We charged happily towards the border in an air conditioned bus that outdoes even the bus Adrienne and I took to Cape Coast. This bus had white pleather recliner seats and played a Ghanaian movie; a story to which I became so engrossed that I was mad when the bus ride ended and the movie wasn’t over! Disembarking from the bus, we followed the flow of people towards the border guards’ offices, dodging mud-holes and taking pictures of the “Bye Bye Ghana” sign arching over the road. A plain clothed man hissed and followed us to the passport check point to tell a guard that I’d taken a picture and they both demanded to watch as I deleted it. This should have been a clear omen.
As soon as the passport authority took my passport she shook her head saying that if I left Ghana I couldn’t come back until Monday morning. I have a single entry visa and if I stayed in Togo until Monday morning the Embassy would open and I could get a new $40 visa. This is where the bribe comes in— from experience in a few other African countries I didn’t hesitate for a second in asking if I could just ‘pay for one night’. They all flat out refused. In hindsight I can’t believe I asked (inadvertently condemning corruption!) and I’m relieved they were honest and wouldn’t bend the rules for me. It was clear I was not To go.*
Julia looked at me, then at the guards (both of us knowing she had to go to Togo to get that stamp) and said “I’m just going to pick something up.” They stamped her out and I promptly sat down to wait, not knowing what she would go over and do, or how long it would take.

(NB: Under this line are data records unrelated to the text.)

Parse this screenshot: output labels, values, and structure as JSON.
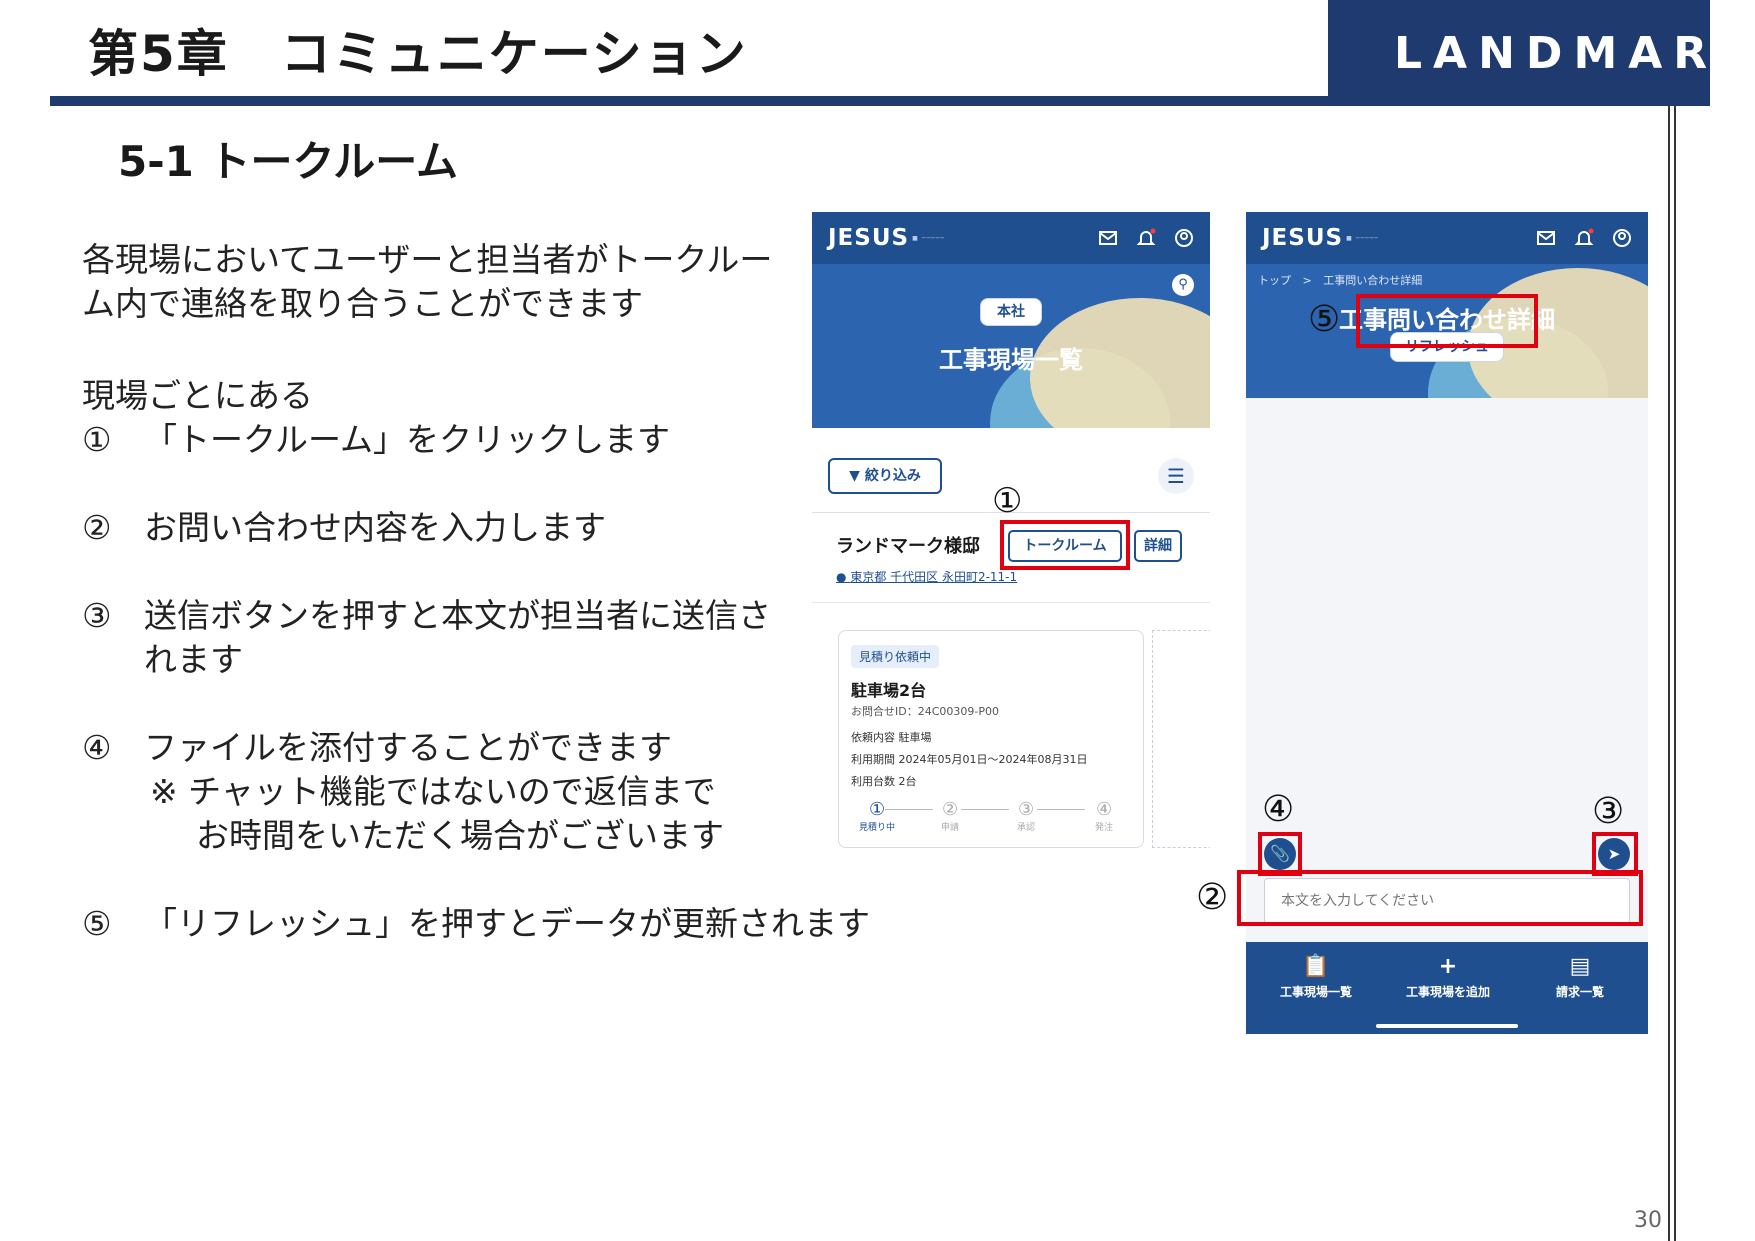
{
  "header": {
    "chapter_title": "第5章　コミュニケーション",
    "logo_text": "LANDMARK",
    "section_title": "5-1 トークルーム"
  },
  "body": {
    "intro_line1": "各現場においてユーザーと担当者がトークルー",
    "intro_line2": "ム内で連絡を取り合うことができます",
    "lead": "現場ごとにある",
    "items": [
      {
        "num": "①",
        "text": "「トークルーム」をクリックします"
      },
      {
        "num": "②",
        "text": "お問い合わせ内容を入力します"
      },
      {
        "num": "③",
        "text": "送信ボタンを押すと本文が担当者に送信さ",
        "text2": "れます"
      },
      {
        "num": "④",
        "text": "ファイルを添付することができます",
        "note1": "※ チャット機能ではないので返信まで",
        "note2": "お時間をいただく場合がございます"
      },
      {
        "num": "⑤",
        "text": "「リフレッシュ」を押すとデータが更新されます"
      }
    ]
  },
  "screen1": {
    "brand": "JESUS",
    "company_pill": "本社",
    "page_title": "工事現場一覧",
    "filter_label": "絞り込み",
    "site_name": "ランドマーク様邸",
    "talkroom_button": "トークルーム",
    "detail_button": "詳細",
    "address": "東京都 千代田区 永田町2-11-1",
    "callout": "①",
    "card": {
      "badge": "見積り依頼中",
      "title": "駐車場2台",
      "inquiry_id": "お問合せID：24C00309-P00",
      "request_content": "依頼内容 駐車場",
      "period": "利用期間 2024年05月01日〜2024年08月31日",
      "count": "利用台数 2台",
      "steps": [
        {
          "num": "①",
          "label": "見積り中"
        },
        {
          "num": "②",
          "label": "申請"
        },
        {
          "num": "③",
          "label": "承認"
        },
        {
          "num": "④",
          "label": "発注"
        }
      ]
    }
  },
  "screen2": {
    "brand": "JESUS",
    "breadcrumb_top": "トップ",
    "breadcrumb_sep": ">",
    "breadcrumb_current": "工事問い合わせ詳細",
    "page_title": "工事問い合わせ詳細",
    "refresh_button": "リフレッシュ",
    "message_placeholder": "本文を入力してください",
    "callouts": {
      "c2": "②",
      "c3": "③",
      "c4": "④",
      "c5": "⑤"
    },
    "nav": [
      {
        "icon": "clipboard-icon",
        "label": "工事現場一覧"
      },
      {
        "icon": "plus-icon",
        "label": "工事現場を追加"
      },
      {
        "icon": "list-icon",
        "label": "請求一覧"
      }
    ]
  },
  "page_number": "30",
  "colors": {
    "navy": "#1f3a6e",
    "app_blue": "#1f4f8f",
    "highlight_red": "#e0000f"
  }
}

Only ten minutes of sitting on the guards’ front porch and watching the endless people and cars go by, and Julia was back! She said that on the Togo side it was not as the tourist books or her friends had described it—in fact two guards (who made her feel really uncomfortable) told her the visa would cost twice as much but not to worry they could find someone to exchange her money, and where was her husband to escort her? She immediately asked for her passport back, turned around, and walked back to Ghana. She explained to our friends the Ghanaian guards that it didn’t work out in Togo after all, so they stamped her back in to Ghana.
We walked away from the border, digesting what had just happened. Since the sun was rapidly setting and we know better than to travel after dark, we finally negotiated a shared car with another traveler and left by 7:00. In a way we’d accomplished the core of the mission, so we were in decent spirits to begin the journey back to Accra. We also couldn’t stand Aflua which was similar to most border towns; dirty with dust and exhaust, people all screaming at once to get in their car, or get out of the way, or buy their wares, etc. At 9:45 pm we were able to begin laughing about the ordeal and acknowledge our disappointment.

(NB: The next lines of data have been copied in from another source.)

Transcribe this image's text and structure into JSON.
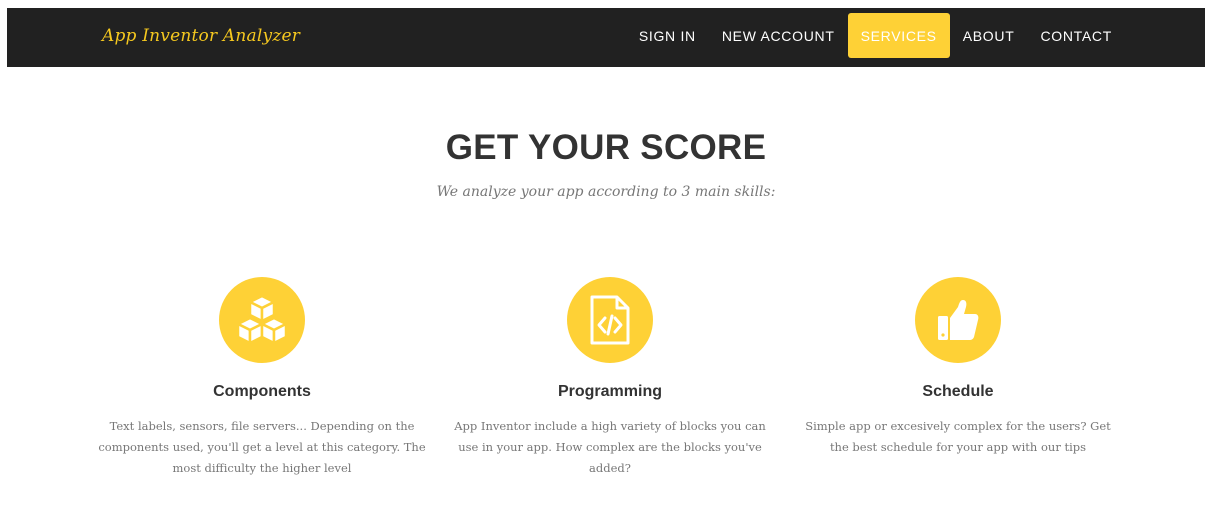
{
  "nav": {
    "brand": "App Inventor Analyzer",
    "links": [
      {
        "label": "SIGN IN",
        "active": false
      },
      {
        "label": "NEW ACCOUNT",
        "active": false
      },
      {
        "label": "SERVICES",
        "active": true
      },
      {
        "label": "ABOUT",
        "active": false
      },
      {
        "label": "CONTACT",
        "active": false
      }
    ]
  },
  "services_section": {
    "heading": "GET YOUR SCORE",
    "subheading": "We analyze your app according to 3 main skills:",
    "items": [
      {
        "icon": "cubes-icon",
        "title": "Components",
        "description": "Text labels, sensors, file servers... Depending on the components used, you'll get a level at this category. The most difficulty the higher level"
      },
      {
        "icon": "file-code-icon",
        "title": "Programming",
        "description": "App Inventor include a high variety of blocks you can use in your app. How complex are the blocks you've added?"
      },
      {
        "icon": "thumbs-up-icon",
        "title": "Schedule",
        "description": "Simple app or excesively complex for the users? Get the best schedule for your app with our tips"
      }
    ]
  },
  "colors": {
    "navbar_bg": "#212121",
    "accent": "#fed136",
    "brand_text": "#f5c81f",
    "heading_text": "#333333",
    "body_text": "#777777"
  }
}
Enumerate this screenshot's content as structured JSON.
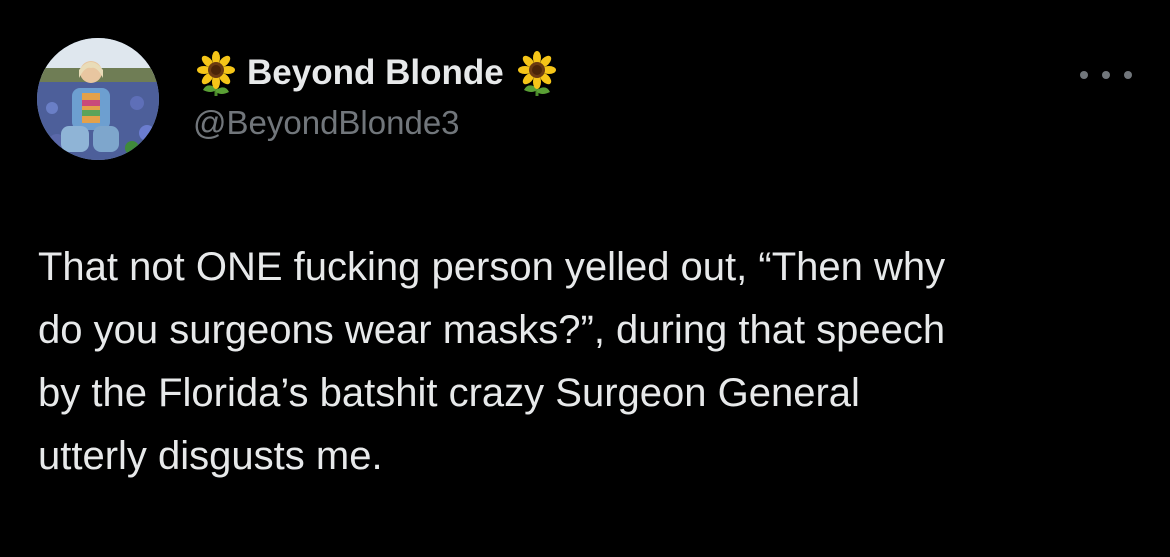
{
  "author": {
    "display_name": "Beyond Blonde",
    "handle": "@BeyondBlonde3",
    "name_emoji": "sunflower-icon"
  },
  "tweet": {
    "lines": [
      "That not ONE fucking person yelled out, “Then why",
      "do you surgeons wear masks?”, during that speech",
      "by the Florida’s batshit crazy Surgeon General",
      "utterly disgusts me."
    ]
  },
  "icons": {
    "more": "more-options-icon"
  },
  "colors": {
    "background": "#000000",
    "primary_text": "#e7e9ea",
    "secondary_text": "#71767b"
  }
}
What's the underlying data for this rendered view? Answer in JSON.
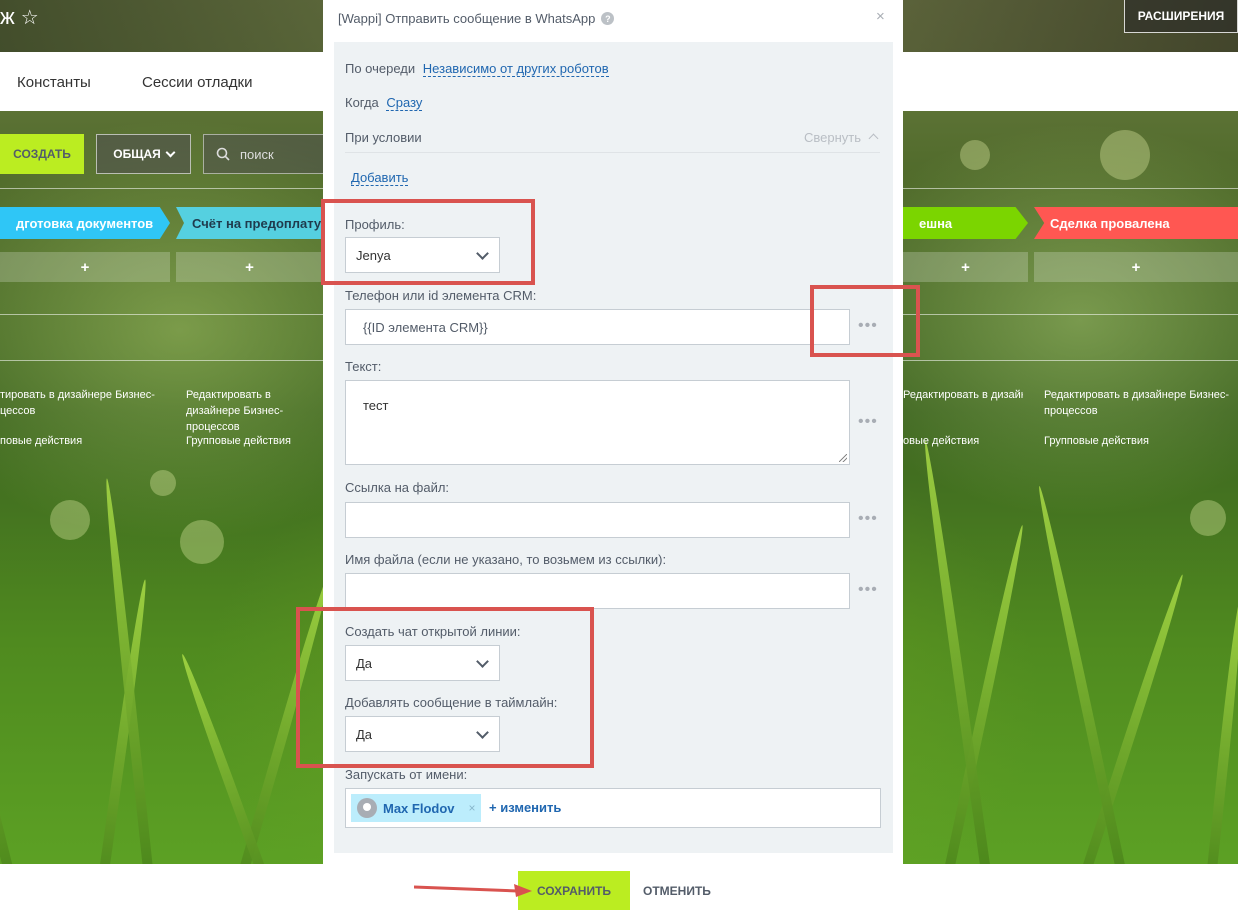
{
  "header": {
    "title": "ж",
    "extensions_label": "РАСШИРЕНИЯ"
  },
  "nav": {
    "items": [
      "Константы",
      "Сессии отладки"
    ]
  },
  "toolbar": {
    "create_label": "СОЗДАТЬ",
    "filter_label": "ОБЩАЯ",
    "search_placeholder": "поиск"
  },
  "stages": [
    {
      "name": "дготовка документов",
      "color": "#2fc6f6"
    },
    {
      "name": "Счёт на предоплату",
      "color": "#55d0e0"
    },
    {
      "name": "ешна",
      "color": "#7bd500"
    },
    {
      "name": "Сделка провалена",
      "color": "#ff5752"
    }
  ],
  "add_label": "+",
  "columns": {
    "edit_left": "тировать в дизайнере Бизнес-\nцессов",
    "edit_full": "Редактировать в дизайнере Бизнес-\nпроцессов",
    "edit_right_partial": "Редактировать в дизайнере Бизнес-",
    "edit_right_full": "Редактировать в дизайнере Бизнес-\nпроцессов",
    "group_left": "повые действия",
    "group_full": "Групповые действия",
    "group_right_partial": "овые действия",
    "group_right_full": "Групповые действия"
  },
  "modal": {
    "title": "[Wappi] Отправить сообщение в WhatsApp",
    "queue_label": "По очереди",
    "queue_value": "Независимо от других роботов",
    "when_label": "Когда",
    "when_value": "Сразу",
    "condition_label": "При условии",
    "collapse_label": "Свернуть",
    "add_label": "Добавить",
    "profile_label": "Профиль:",
    "profile_value": "Jenya",
    "phone_label": "Телефон или id элемента CRM:",
    "phone_value": "{{ID элемента CRM}}",
    "text_label": "Текст:",
    "text_value": "тест",
    "file_link_label": "Ссылка на файл:",
    "file_link_value": "",
    "file_name_label": "Имя файла (если не указано, то возьмем из ссылки):",
    "file_name_value": "",
    "open_line_label": "Создать чат открытой линии:",
    "open_line_value": "Да",
    "timeline_label": "Добавлять сообщение в таймлайн:",
    "timeline_value": "Да",
    "run_as_label": "Запускать от имени:",
    "run_as_user": "Max Flodov",
    "change_label": "+ изменить",
    "save_label": "СОХРАНИТЬ",
    "cancel_label": "ОТМЕНИТЬ",
    "dots": "•••",
    "close_glyph": "×",
    "help_glyph": "?"
  },
  "colors": {
    "accent_green": "#bbed21",
    "link_blue": "#2067b0",
    "annotation_red": "#d9534f"
  }
}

Fifteen minutes later, it started pouring. We knew rolling into Accra at 35 mph in torrential rain was the icing on the cake so we were thankful just to be home safely. Our car dropped us a block from our apartment, so we stood under an overhang and waited for the rain to let up enough that we could walk home. As the downpour made the streets and ditches into rivers, one could feel a sense of cleansing; for us it was of the weird spirited day that was finally over.

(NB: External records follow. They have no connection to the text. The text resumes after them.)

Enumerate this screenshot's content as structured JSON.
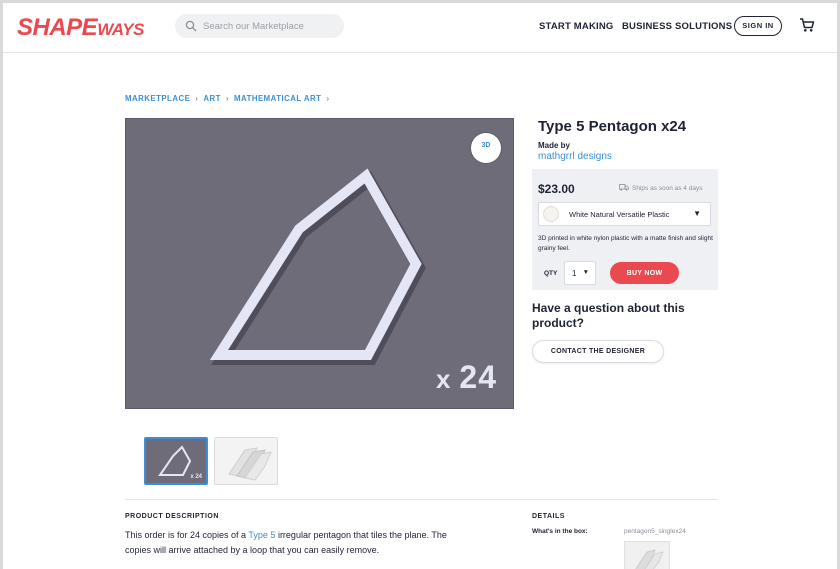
{
  "header": {
    "logo_main": "SHAPE",
    "logo_sub": "WAYS",
    "search_placeholder": "Search our Marketplace",
    "nav": [
      "START MAKING",
      "BUSINESS SOLUTIONS"
    ],
    "signin_label": "SIGN IN"
  },
  "breadcrumb": [
    "MARKETPLACE",
    "ART",
    "MATHEMATICAL ART"
  ],
  "product": {
    "title": "Type 5 Pentagon x24",
    "made_by_label": "Made by",
    "designer": "mathgrrl designs",
    "image_multiplier_x": "x",
    "image_multiplier_n": "24",
    "thumb_multiplier": "x 24",
    "view_3d_label": "3D"
  },
  "buy_box": {
    "price": "$23.00",
    "ships": "Ships as soon as 4 days",
    "material": "White Natural Versatile Plastic",
    "material_desc": "3D printed in white nylon plastic with a matte finish and slight grainy feel.",
    "qty_label": "QTY",
    "qty_value": "1",
    "buy_label": "BUY NOW"
  },
  "question": {
    "text": "Have a question about this product?",
    "contact_label": "CONTACT THE DESIGNER"
  },
  "description": {
    "heading": "PRODUCT DESCRIPTION",
    "before_link": "This order is for 24 copies of a ",
    "link": "Type 5",
    "after_link": " irregular pentagon that tiles the plane.  The copies will arrive attached by a loop that you can easily remove."
  },
  "details": {
    "heading": "DETAILS",
    "box_label": "What's in the box:",
    "box_file": "pentagon5_singlex24"
  },
  "colors": {
    "brand": "#ea4a4f",
    "link": "#3a8fd8",
    "image_bg": "#6e6c78"
  }
}
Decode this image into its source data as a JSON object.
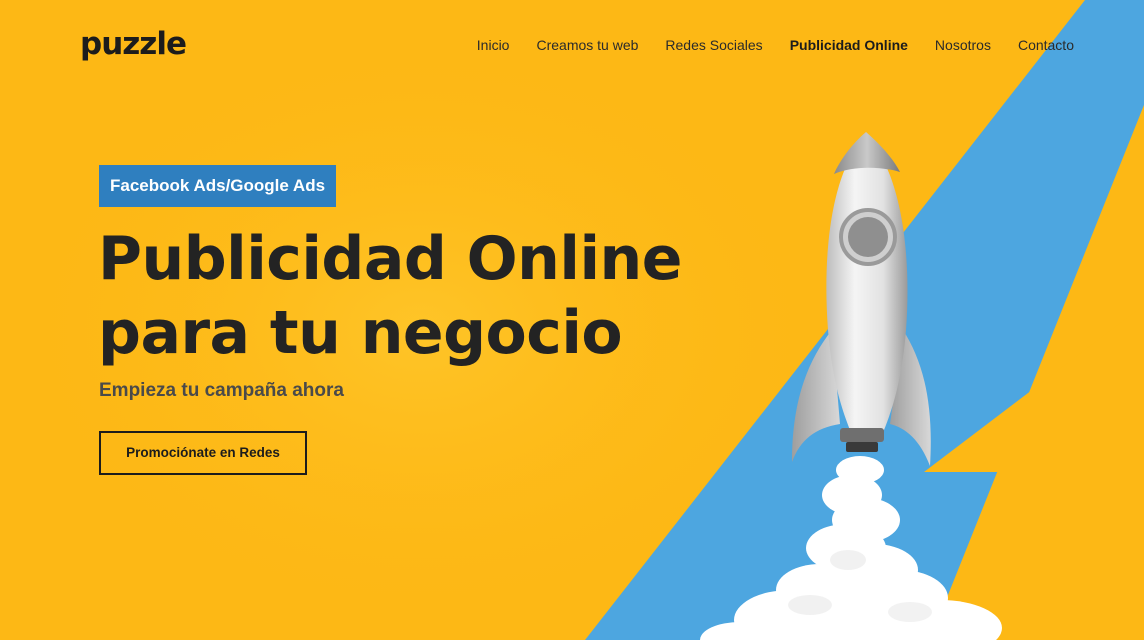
{
  "header": {
    "logo": "puzzle",
    "nav": [
      {
        "label": "Inicio",
        "active": false
      },
      {
        "label": "Creamos tu web",
        "active": false
      },
      {
        "label": "Redes Sociales",
        "active": false
      },
      {
        "label": "Publicidad Online",
        "active": true
      },
      {
        "label": "Nosotros",
        "active": false
      },
      {
        "label": "Contacto",
        "active": false
      }
    ]
  },
  "hero": {
    "badge": "Facebook Ads/Google Ads",
    "headline_line1": "Publicidad Online",
    "headline_line2": "para tu negocio",
    "subheadline": "Empieza tu campaña ahora",
    "cta_label": "Promociónate en Redes",
    "illustration": "rocket-launch-icon"
  },
  "colors": {
    "background": "#FDB815",
    "accent_blue": "#4DA6E0",
    "badge_blue": "#2F7FBF",
    "text_dark": "#232323"
  }
}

In the end Julia got her stamp and it actually cost nothing. I mean she never handed over money to obtain the stamp. I don’t want to talk about the time and effort that went into getting that stamp but including the road trip adventure and a good story to tell, even paying for my trip, Julia got that stamp for $10 cheaper than by standing in line at the embassy!
*Yes, I fully intended every redundant usage of Togo and ‘to go’ or ‘not to go’? Its just too great to ignore.